Following several questions and comments about backgrounds in Scanamorphos maps, I felt the urge to provide this short explanation, that I hope will be useful:

Before wondering whether the background or sky brightness was incorrectly set in your maps, please remember that the bolometer arrays of Herschel are not absolute photometers, contrary to those of Planck. As a consequence, the map produced by any software is the superposition of an estimate of the true sky emission and an unknown (large) offset. There is absolutely no way of determining this general offset from Herschel observations alone.

In addition to this, the background level that you have to use in photometric measurements will depend on the exact astronomical application that you have in mind. Suppose that you want to measure the flux of an extended feature (a cloud, or a nearby galaxy, for instance); then you will define the background level as the average brightness of pixels located well outside this feature, and subtract it from the map before doing the photometry. Suppose now that you want to measure the flux of a compact source on top of the same extended feature (a protostar, or a star-forming complex, to follow the previous examples). Then, obviously, the definition of the background has to change: the extended feature that was the source of interest in the previous case now becomes the local background, whose brightness will be estimated in a small area around the compact source.

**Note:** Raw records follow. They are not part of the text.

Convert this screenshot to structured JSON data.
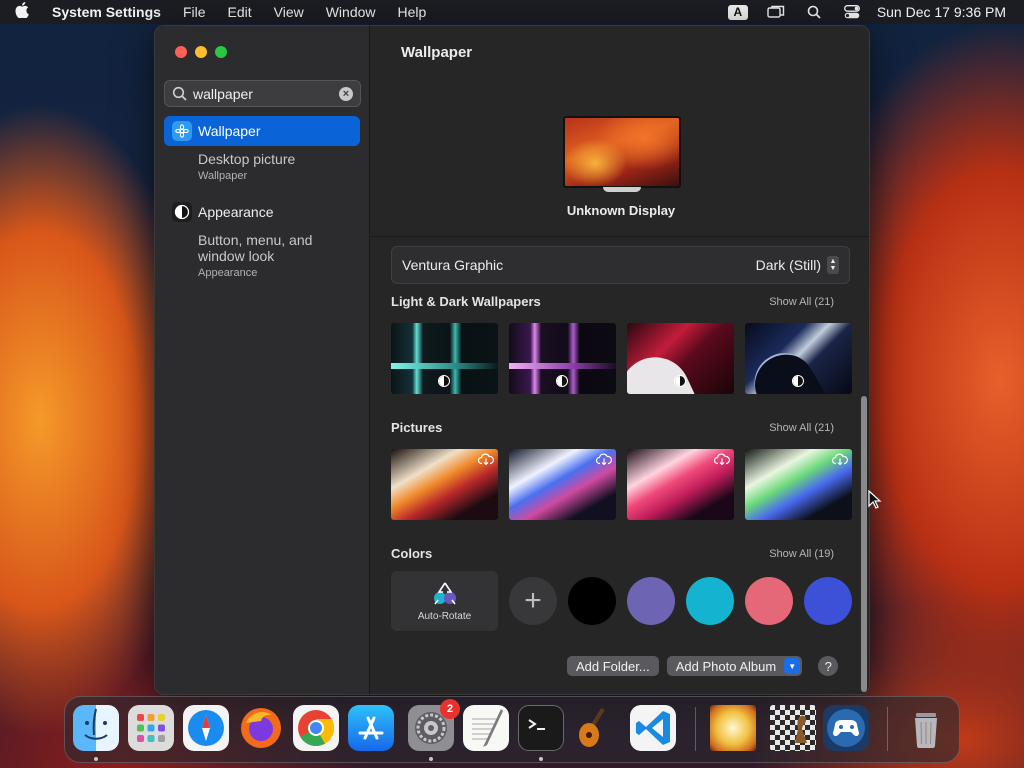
{
  "menubar": {
    "app_name": "System Settings",
    "menus": [
      "File",
      "Edit",
      "View",
      "Window",
      "Help"
    ],
    "input_source": "A",
    "clock": "Sun Dec 17  9:36 PM"
  },
  "sidebar": {
    "search_value": "wallpaper",
    "items": [
      {
        "label": "Wallpaper",
        "sub_title": "Desktop picture",
        "sub_caption": "Wallpaper"
      },
      {
        "label": "Appearance",
        "sub_title": "Button, menu, and window look",
        "sub_caption": "Appearance"
      }
    ]
  },
  "main": {
    "title": "Wallpaper",
    "display_name": "Unknown Display",
    "wallpaper_name": "Ventura Graphic",
    "appearance_mode": "Dark (Still)",
    "sections": {
      "light_dark": {
        "title": "Light & Dark Wallpapers",
        "show_all": "Show All (21)"
      },
      "pictures": {
        "title": "Pictures",
        "show_all": "Show All (21)"
      },
      "colors": {
        "title": "Colors",
        "show_all": "Show All (19)",
        "auto_rotate": "Auto-Rotate"
      }
    },
    "color_swatches": [
      "#000000",
      "#6e64b4",
      "#14b4d0",
      "#e46878",
      "#3c50d8"
    ],
    "buttons": {
      "add_folder": "Add Folder...",
      "add_photo_album": "Add Photo Album",
      "help": "?"
    }
  },
  "dock": {
    "apps": [
      "finder-icon",
      "launchpad-icon",
      "safari-icon",
      "firefox-icon",
      "chrome-icon",
      "app-store-icon",
      "system-settings-icon",
      "textedit-icon",
      "terminal-icon",
      "garageband-icon",
      "vscode-icon",
      "image-preview-icon",
      "chess-icon",
      "game-controller-icon",
      "trash-icon"
    ],
    "settings_badge": "2"
  }
}
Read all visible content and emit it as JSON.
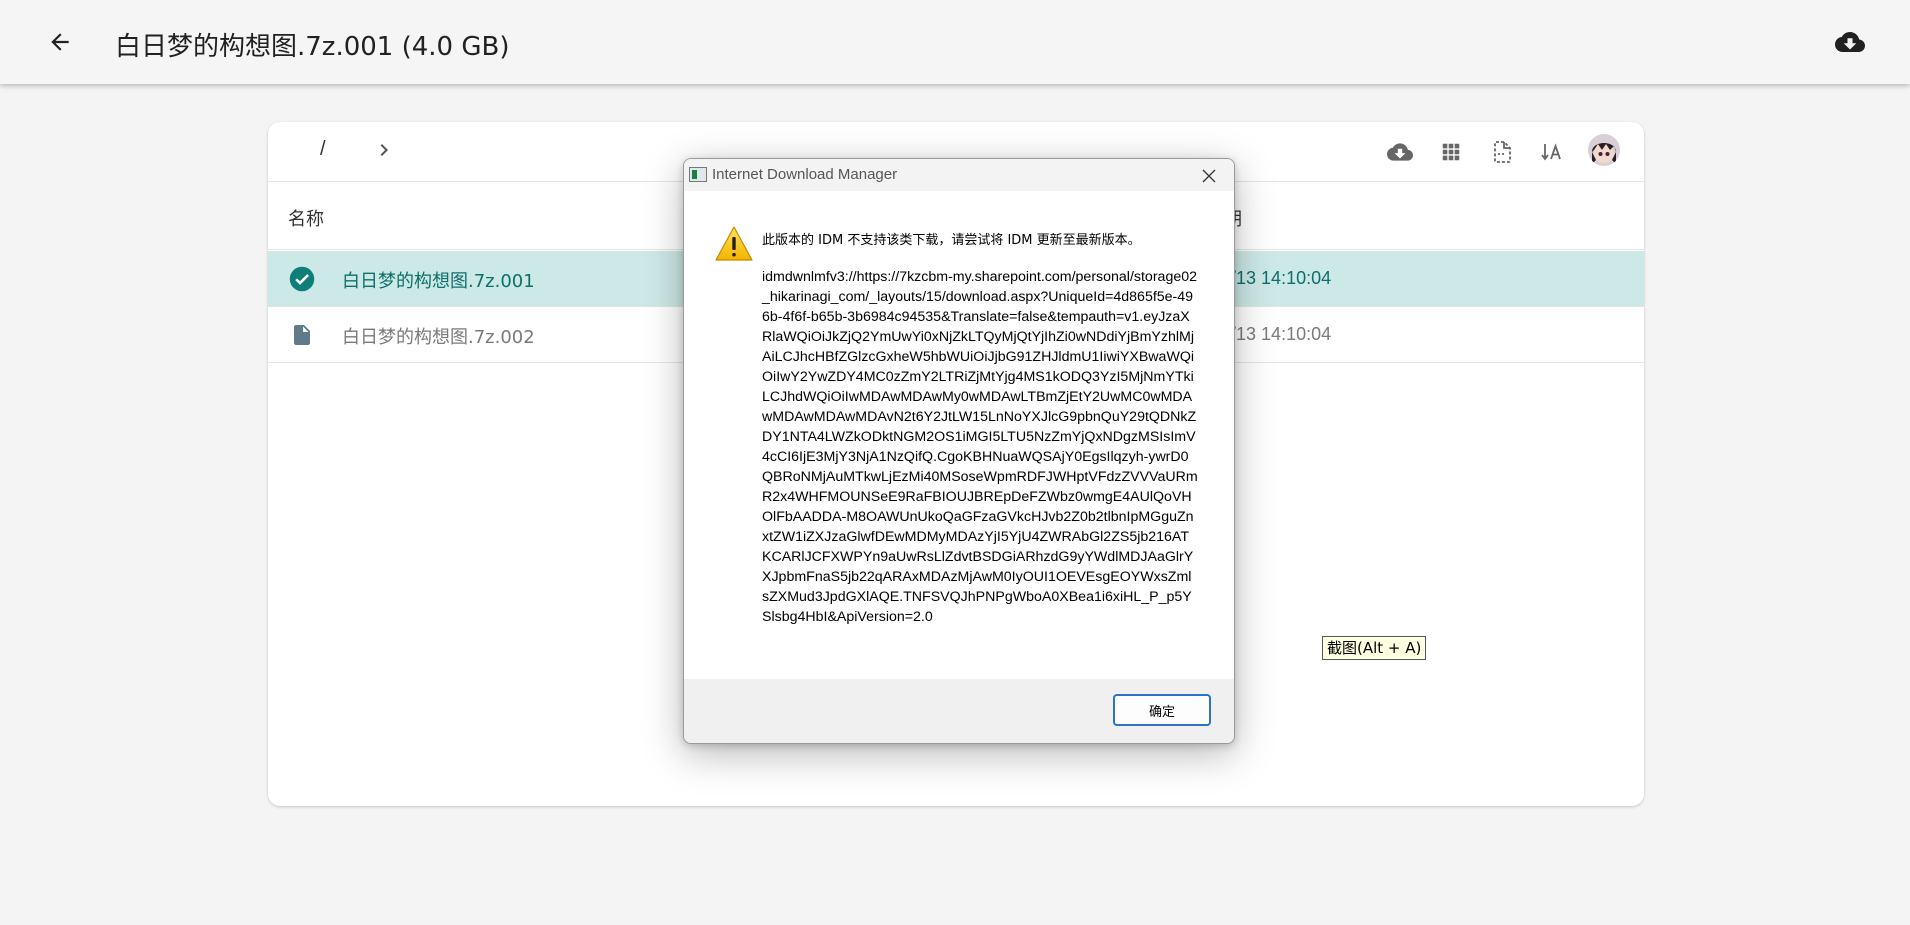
{
  "appbar": {
    "title": "白日梦的构想图.7z.001 (4.0 GB)",
    "back_icon": "arrow-left-icon",
    "download_icon": "cloud-download-icon"
  },
  "explorer": {
    "breadcrumb": {
      "root": "/",
      "separator_icon": "chevron-right-icon"
    },
    "toolbar_icons": [
      "cloud-download-icon",
      "grid-view-icon",
      "file-dashed-icon",
      "sort-text-icon",
      "avatar"
    ],
    "columns": {
      "name": "名称",
      "date_partial": "日期"
    },
    "rows": [
      {
        "name": "白日梦的构想图.7z.001",
        "date_partial": "4/8/13 14:10:04",
        "icon": "check-circle-icon",
        "selected": true
      },
      {
        "name": "白日梦的构想图.7z.002",
        "date_partial": "4/8/13 14:10:04",
        "icon": "file-icon",
        "selected": false
      }
    ]
  },
  "tooltip": {
    "text": "截图(Alt + A)"
  },
  "dialog": {
    "title": "Internet Download Manager",
    "message": "此版本的 IDM 不支持该类下载，请尝试将 IDM 更新至最新版本。",
    "url": "idmdwnlmfv3://https://7kzcbm-my.sharepoint.com/personal/storage02_hikarinagi_com/_layouts/15/download.aspx?UniqueId=4d865f5e-496b-4f6f-b65b-3b6984c94535&Translate=false&tempauth=v1.eyJzaXRlaWQiOiJkZjQ2YmUwYi0xNjZkLTQyMjQtYjIhZi0wNDdiYjBmYzhlMjAiLCJhcHBfZGlzcGxheW5hbWUiOiJjbG91ZHJldmU1IiwiYXBwaWQiOiIwY2YwZDY4MC0zZmY2LTRiZjMtYjg4MS1kODQ3YzI5MjNmYTkiLCJhdWQiOiIwMDAwMDAwMy0wMDAwLTBmZjEtY2UwMC0wMDAwMDAwMDAwMDAvN2t6Y2JtLW15LnNoYXJlcG9pbnQuY29tQDNkZDY1NTA4LWZkODktNGM2OS1iMGI5LTU5NzZmYjQxNDgzMSIsImV4cCI6IjE3MjY3NjA1NzQifQ.CgoKBHNuaWQSAjY0EgsIlqzyh-ywrD0QBRoNMjAuMTkwLjEzMi40MSoseWpmRDFJWHptVFdzZVVVaURmR2x4WHFMOUNSeE9RaFBIOUJBREpDeFZWbz0wmgE4AUlQoVHOlFbAADDA-M8OAWUnUkoQaGFzaGVkcHJvb2Z0b2tlbnIpMGguZnxtZW1iZXJzaGlwfDEwMDMyMDAzYjI5YjU4ZWRAbGl2ZS5jb216ATKCARlJCFXWPYn9aUwRsLlZdvtBSDGiARhzdG9yYWdlMDJAaGlrYXJpbmFnaS5jb22qARAxMDAzMjAwM0IyOUI1OEVEsgEOYWxsZmlsZXMud3JpdGXlAQE.TNFSVQJhPNPgWboA0XBea1i6xiHL_P_p5YSlsbg4HbI&ApiVersion=2.0",
    "ok_label": "确定",
    "warning_icon": "warning-icon",
    "close_icon": "close-icon"
  }
}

For these two reasons, it is impossible to perform a generic background subtraction that would be meaningful, without having a pre-established knowledge of the nature of the field and sources. Therefore, it is the task of the astronomer to define and measure the background, before subtracting it from the map.

Scanamorphos performs a crude background subtraction, but the offset that is subtracted is not exactly the same in maps processed with different options (for example with or without the deglitching), since in this case the brightness series are not identical. Conclusion: always estimate a background for each map, even if the purpose is only to compare two maps produced by the same software.